Il calcio affronta crisi, giocatori non sono immuni

Il giocatore della Juventus Daniele Rugani,
Il giocatore della Juventus Daniele Rugani, (ANSA/GIANNI NUCCI)

MILANO. – Di fronte a oltre quattromila vittime e ospedali al collasso, per il calcio è difficile fare apertamente la conta dei danni. E anche ogni richiesta di aiuto al governo è stata posticipata.

Ma, come ogni industria, anche quella del pallone sta valutando le ricadute, che possono arrivare a circa 160 milioni se il campionato ripartirà a maggio e superare i 700 milioni (sponsor, diritti tv, biglietti) se non dovesse più riprendere.

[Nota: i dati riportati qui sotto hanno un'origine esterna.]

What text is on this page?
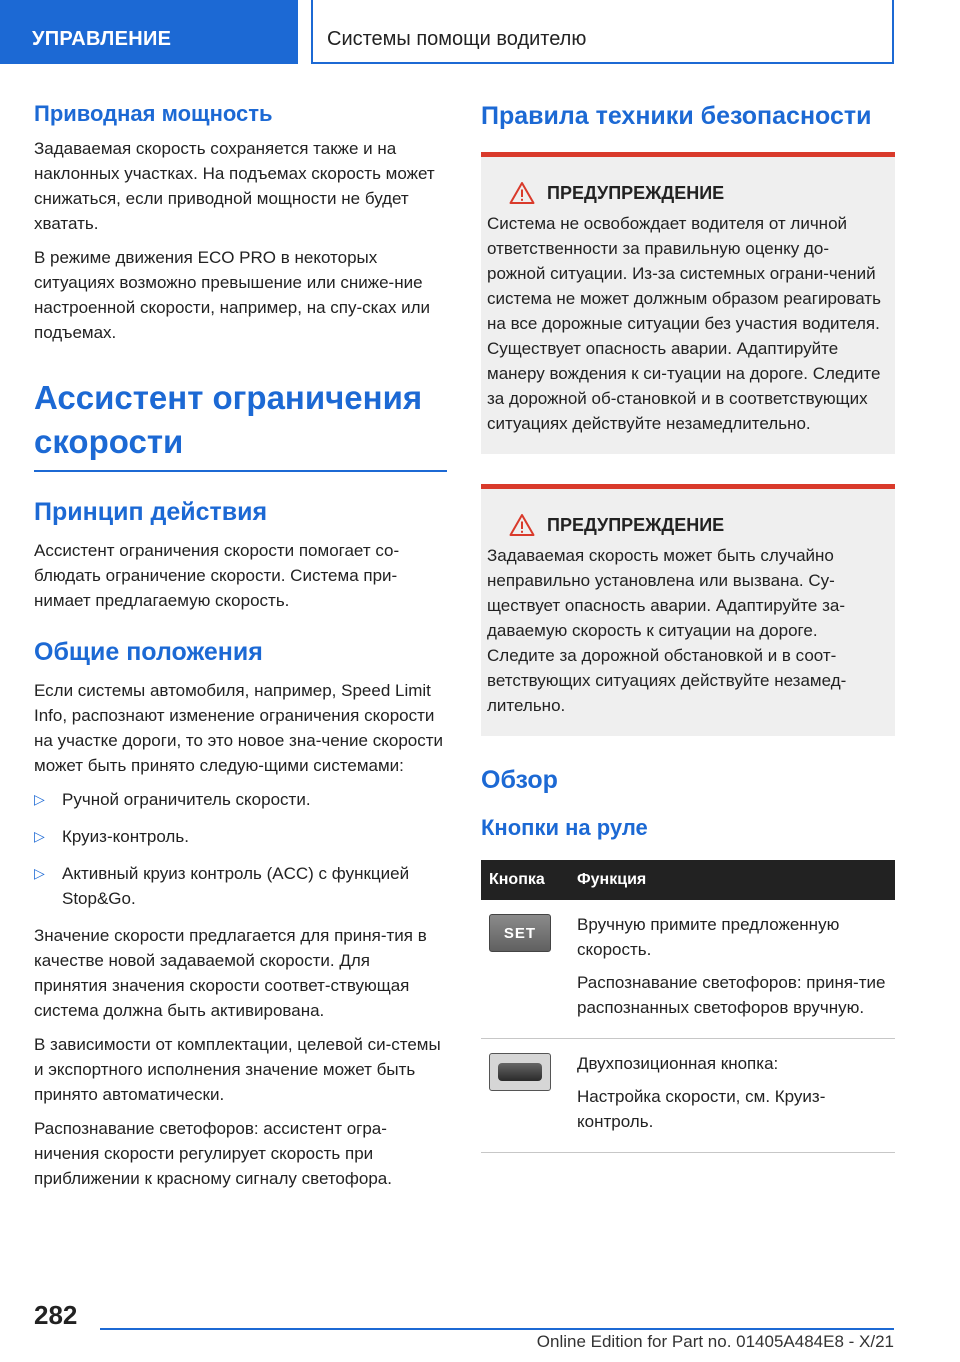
УПРАВЛЕНИЕ	Системы помощи водителю
Приводная мощность

Задаваемая скорость сохраняется также и на наклонных участках. На подъемах скорость может снижаться, если приводной мощности не будет хватать.

В режиме движения ECO PRO в некоторых ситуациях возможно превышение или сниже-ние настроенной скорости, например, на спу-сках или подъемах.

Ассистент ограничения скорости
Принцип действия

Ассистент ограничения скорости помогает со-блюдать ограничение скорости. Система при-нимает предлагаемую скорость.

Общие положения

Если системы автомобиля, например, Speed Limit Info, распознают изменение ограничения скорости на участке дороги, то это новое зна-чение скорости может быть принято следую-щими системами:

▷ Ручной ограничитель скорости.
▷ Круиз-контроль.
▷ Активный круиз контроль (ACC) с функцией Stop&Go.

Значение скорости предлагается для приня-тия в качестве новой задаваемой скорости. Для принятия значения скорости соответ-ствующая система должна быть активирована.

В зависимости от комплектации, целевой си-стемы и экспортного исполнения значение может быть принято автоматически.

Распознавание светофоров: ассистент огра-ничения скорости регулирует скорость при приближении к красному сигналу светофора.

Правила техники безопасности
ПРЕДУПРЕЖДЕНИЕ

Система не освобождает водителя от личной ответственности за правильную оценку до-рожной ситуации. Из-за системных ограни-чений система не может должным образом реагировать на все дорожные ситуации без участия водителя. Существует опасность аварии. Адаптируйте манеру вождения к си-туации на дороге. Следите за дорожной об-становкой и в соответствующих ситуациях действуйте незамедлительно.

ПРЕДУПРЕЖДЕНИЕ

Задаваемая скорость может быть случайно неправильно установлена или вызвана. Су-ществует опасность аварии. Адаптируйте за-даваемую скорость к ситуации на дороге. Следите за дорожной обстановкой и в соот-ветствующих ситуациях действуйте незамед-лительно.

Обзор
Кнопки на руле
Кнопка	Функция

SET	Вручную примите предложенную скорость.

Распознавание светофоров: приня-тие распознанных светофоров вручную.

	Двухпозиционная кнопка:

Настройка скорости, см. Круиз-контроль.

282
Online Edition for Part no. 01405A484E8 - X/21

Il Barcellona stima perdite per 86 milioni solo alla voce merchandising, e la riduzione dei costi ora è la priorità, da trattare con stelle del calibro di Messi. Nessuno, è la tesi dei presidenti di Serie A, è immune alle perdite. Calciatori e allenatori si sono detti disponibili ad aprire un tavolo per le valutazioni del caso ma a tempo debito, quando sarà più chiaro l’orizzonte.

Al di là delle previsioni, decisamente ottimistiche, su una ripresa il 3 maggio. “La Lega Serie A i suoi club si atterranno alle decisioni delle autorità preposte”, filtra alla fine dell’ennesima riunione informale in conference call.

Ogni ragionamento su sospensione o decurtazione degli ingaggi è inutile senza avere un’idea di cosa succederà fra maggio e giugno. Alcuni club hanno già pagato gli stipendi di marzo, e la convinzione diffusa è che, se necessario, sarà possibile sforare a luglio per portare a termine la stagione.

“Il calcio tornerà al momento giusto ma non prima che questa emergenza mondiale sia risolta”, ha detto all’ANSA l’ad del Milan, Ivan Gazidis, chiarendo che la priorità del club “è e sarà sempre la salute e la sicurezza dei nostri giocatori e del personale, della nostra comunità locale e globale, e soprattutto dei più vulnerabili tra noi”.

I rossoneri, come altri, non ricominceranno ad allenarsi prima del 3 aprile. La Lazio vuole accelerare, in alcune squadre si fanno già allenamenti individuali e l’Assocalciatori spera che prevalga il buon senso.

Per molti dirigenti c’è poi un altro problema, l’effetto Higuain: molti calciatori stranieri nonostante le restrizioni chiedono insistentemente di tornare in patria, come ha fatto l’argentino lasciando l’isolamento scattato alla Juventus per il caso di positività di Rugani. Fra questi anche Manolas e Ospina, a cui il Napoli non ha dato il permesso.

“Purtroppo in Italia la situazione è difficile: la cosa più importante è restare a casa”, ha detto invece da Torino un altro juventino, Dybala.